The Nifty Midcap 150 Index comprises India’s 101st to 250th largest companies from Nifty 500, while the Nifty Smallcap 250 Index covers companies ranked 251 to 500 from Nifty 500. Historical data demonstrates that both indices have delivered meaningfully higher long-term returns compared to the broader market. Over a 10-year period, the Nifty Midcap 150 TRI has generated average rolling returns of 16.2%, far above the 12.6% delivered by the Nifty 500 TRI, according to an analysis of index behaviour as of October 31, 2025. The small-cap index has also rewarded investors over longer horizons, with the Nifty Smallcap 250 TRI delivering 13.5% average 10-year rolling returns, compared to 12.6% for the Nifty 500 TRI. Both the indices can have higher drawdown compared to broader market indices; however as holding period is lengthened, both indices improve probability of non-negative returns **
The two indices also offer exposure to sectors and industries where large-cap representation is limited. The Smallcap 250 has a pronounced presence in areas such as capital markets, industrial products, healthcare equipment, building materials, textiles and other niche segments. It also hosts several category leaders, underscoring the depth of emerging leadership beyond the top 250 companies. Meanwhile, the Midcap 150 provides more stable earnings profiles than the broad small-cap universe and contributes significant breadth during periods of broad-based market participation.
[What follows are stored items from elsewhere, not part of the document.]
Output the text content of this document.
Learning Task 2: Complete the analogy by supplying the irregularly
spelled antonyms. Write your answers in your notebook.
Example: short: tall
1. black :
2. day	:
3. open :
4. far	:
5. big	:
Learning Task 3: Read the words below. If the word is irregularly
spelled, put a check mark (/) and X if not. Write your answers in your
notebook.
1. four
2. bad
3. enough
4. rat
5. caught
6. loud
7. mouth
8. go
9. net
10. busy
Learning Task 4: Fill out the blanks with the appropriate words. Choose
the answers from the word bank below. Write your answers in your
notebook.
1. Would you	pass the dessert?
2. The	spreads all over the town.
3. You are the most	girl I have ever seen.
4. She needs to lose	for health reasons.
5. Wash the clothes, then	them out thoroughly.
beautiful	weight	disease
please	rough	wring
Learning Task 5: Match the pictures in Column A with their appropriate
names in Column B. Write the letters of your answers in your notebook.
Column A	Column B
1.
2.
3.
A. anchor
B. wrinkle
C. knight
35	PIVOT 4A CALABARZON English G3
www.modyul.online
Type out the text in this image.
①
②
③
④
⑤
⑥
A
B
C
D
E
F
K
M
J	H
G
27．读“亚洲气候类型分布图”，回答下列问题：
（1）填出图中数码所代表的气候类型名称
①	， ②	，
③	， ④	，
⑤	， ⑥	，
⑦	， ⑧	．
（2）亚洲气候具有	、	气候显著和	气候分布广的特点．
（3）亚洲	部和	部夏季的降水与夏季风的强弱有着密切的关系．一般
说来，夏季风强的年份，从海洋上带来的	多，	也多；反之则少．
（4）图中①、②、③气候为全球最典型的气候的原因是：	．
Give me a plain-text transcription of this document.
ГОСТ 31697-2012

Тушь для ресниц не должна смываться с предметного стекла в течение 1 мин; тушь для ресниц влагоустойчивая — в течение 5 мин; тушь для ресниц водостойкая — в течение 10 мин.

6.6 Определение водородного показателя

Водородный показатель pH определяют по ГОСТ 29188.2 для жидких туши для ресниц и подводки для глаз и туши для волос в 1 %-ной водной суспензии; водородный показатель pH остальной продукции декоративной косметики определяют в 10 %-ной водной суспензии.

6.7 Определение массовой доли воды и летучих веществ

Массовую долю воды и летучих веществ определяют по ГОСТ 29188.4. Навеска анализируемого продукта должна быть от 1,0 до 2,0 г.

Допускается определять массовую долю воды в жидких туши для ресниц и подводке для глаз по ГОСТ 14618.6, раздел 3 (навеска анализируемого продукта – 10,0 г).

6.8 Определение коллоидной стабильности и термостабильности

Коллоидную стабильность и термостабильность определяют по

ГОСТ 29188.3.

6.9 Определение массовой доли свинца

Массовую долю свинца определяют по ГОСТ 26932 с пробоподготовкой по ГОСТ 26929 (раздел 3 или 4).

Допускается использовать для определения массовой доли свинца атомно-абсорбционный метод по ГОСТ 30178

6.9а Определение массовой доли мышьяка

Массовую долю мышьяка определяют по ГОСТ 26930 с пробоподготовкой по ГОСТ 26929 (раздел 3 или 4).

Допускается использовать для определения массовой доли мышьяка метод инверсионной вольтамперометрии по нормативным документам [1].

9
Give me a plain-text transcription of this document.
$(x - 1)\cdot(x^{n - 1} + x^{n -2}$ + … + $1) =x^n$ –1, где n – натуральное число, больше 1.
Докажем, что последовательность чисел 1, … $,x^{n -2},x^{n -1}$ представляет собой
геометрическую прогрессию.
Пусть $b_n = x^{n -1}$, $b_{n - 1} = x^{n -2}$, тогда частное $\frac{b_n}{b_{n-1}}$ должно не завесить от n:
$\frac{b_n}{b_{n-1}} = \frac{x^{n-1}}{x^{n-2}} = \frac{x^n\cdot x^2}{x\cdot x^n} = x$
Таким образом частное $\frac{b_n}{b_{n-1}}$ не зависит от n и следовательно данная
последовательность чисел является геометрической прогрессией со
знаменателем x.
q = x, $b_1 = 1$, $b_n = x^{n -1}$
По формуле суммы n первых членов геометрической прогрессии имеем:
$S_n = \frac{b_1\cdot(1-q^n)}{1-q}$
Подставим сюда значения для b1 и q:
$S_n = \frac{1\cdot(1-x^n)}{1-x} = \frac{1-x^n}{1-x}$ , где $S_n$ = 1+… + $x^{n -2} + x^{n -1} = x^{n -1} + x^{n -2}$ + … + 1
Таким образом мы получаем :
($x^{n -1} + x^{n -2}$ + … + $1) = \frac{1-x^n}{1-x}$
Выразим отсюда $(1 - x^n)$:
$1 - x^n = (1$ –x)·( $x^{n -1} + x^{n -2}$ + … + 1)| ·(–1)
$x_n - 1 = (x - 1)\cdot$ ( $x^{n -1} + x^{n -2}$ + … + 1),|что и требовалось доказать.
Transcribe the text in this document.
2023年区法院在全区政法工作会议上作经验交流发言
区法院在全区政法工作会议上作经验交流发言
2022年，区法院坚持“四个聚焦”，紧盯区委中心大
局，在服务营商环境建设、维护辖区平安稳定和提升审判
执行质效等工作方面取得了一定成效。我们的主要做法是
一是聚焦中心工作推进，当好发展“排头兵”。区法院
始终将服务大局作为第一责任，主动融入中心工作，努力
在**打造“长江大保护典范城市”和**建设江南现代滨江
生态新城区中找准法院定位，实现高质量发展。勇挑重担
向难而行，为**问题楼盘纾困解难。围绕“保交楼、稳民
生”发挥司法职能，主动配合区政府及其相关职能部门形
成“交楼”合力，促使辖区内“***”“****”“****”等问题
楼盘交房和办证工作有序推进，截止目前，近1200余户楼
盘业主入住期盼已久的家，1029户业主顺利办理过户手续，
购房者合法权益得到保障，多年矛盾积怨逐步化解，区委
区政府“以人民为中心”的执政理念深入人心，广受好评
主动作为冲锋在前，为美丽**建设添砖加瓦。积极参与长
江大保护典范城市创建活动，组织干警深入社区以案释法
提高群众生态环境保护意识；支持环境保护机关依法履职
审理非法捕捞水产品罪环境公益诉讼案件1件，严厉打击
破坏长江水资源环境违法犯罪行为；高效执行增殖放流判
Both indices maintain low overlap with active fund categories, offering materially differentiated exposure. The Midcap 150 shares only 32% overlap with active midcap funds, while the Smallcap 250 has an even lower overlap of 18% with active smallcap fund’s portfolios. This structural differentiation can ensure that index-based investing can serve as a complementary and diversified building block alongside active strategies.
The New Fund Offers (NFOs) will be open from 24 November to 08 December 2025.
“Midcaps and smallcaps sit at the intersection of innovation and growth in India. Our research shows that disciplined, rule-based exposure, instead of stock picking, has historically rewarded investors who stay invested through cycles. These products offer investors a simplified way to participate in broad-based market expansion,” said Anil Ghelani, CFA – Head – Passive Investments & Products at DSP Mutual Fund.
To learn more and access the factsheet, visit: www.dspim.com
*The DSP Nifty Midcap 150 Index Fund (An open-ended scheme replicating/ tracking Nifty Midcap 150 Index) and DSP Nifty Midcap 150 ETF (An open-ended scheme replicating/ tracking Nifty Midcap 150 Index) aim to provide returns corresponding to the Nifty Midcap 150 TRI, subject to tracking error. DSP Nifty Smallcap 250 Index Fund (An open-ended scheme replicating/ tracking Nifty Smallcap 250 Index) and DSP Nifty Smallcap 250 ETF (An open-ended scheme replicating/ tracking Nifty Smallcap 250 Index) aim to replicate the Nifty Smallcap 250 TRI.
** Source – NSE, Internal. Data as on 31 Oct 2025.
Past performance may or may not be sustained in the future and should not be used as a basis for comparison with other investments. Large caps are defined as top 100 stocks on market capitalization, mid caps as 101-250 small caps as 251 and above. The figures pertain to performance of the index and do not in any manner indicate the return/performance of the Scheme. It is not possible to invest directly in an index.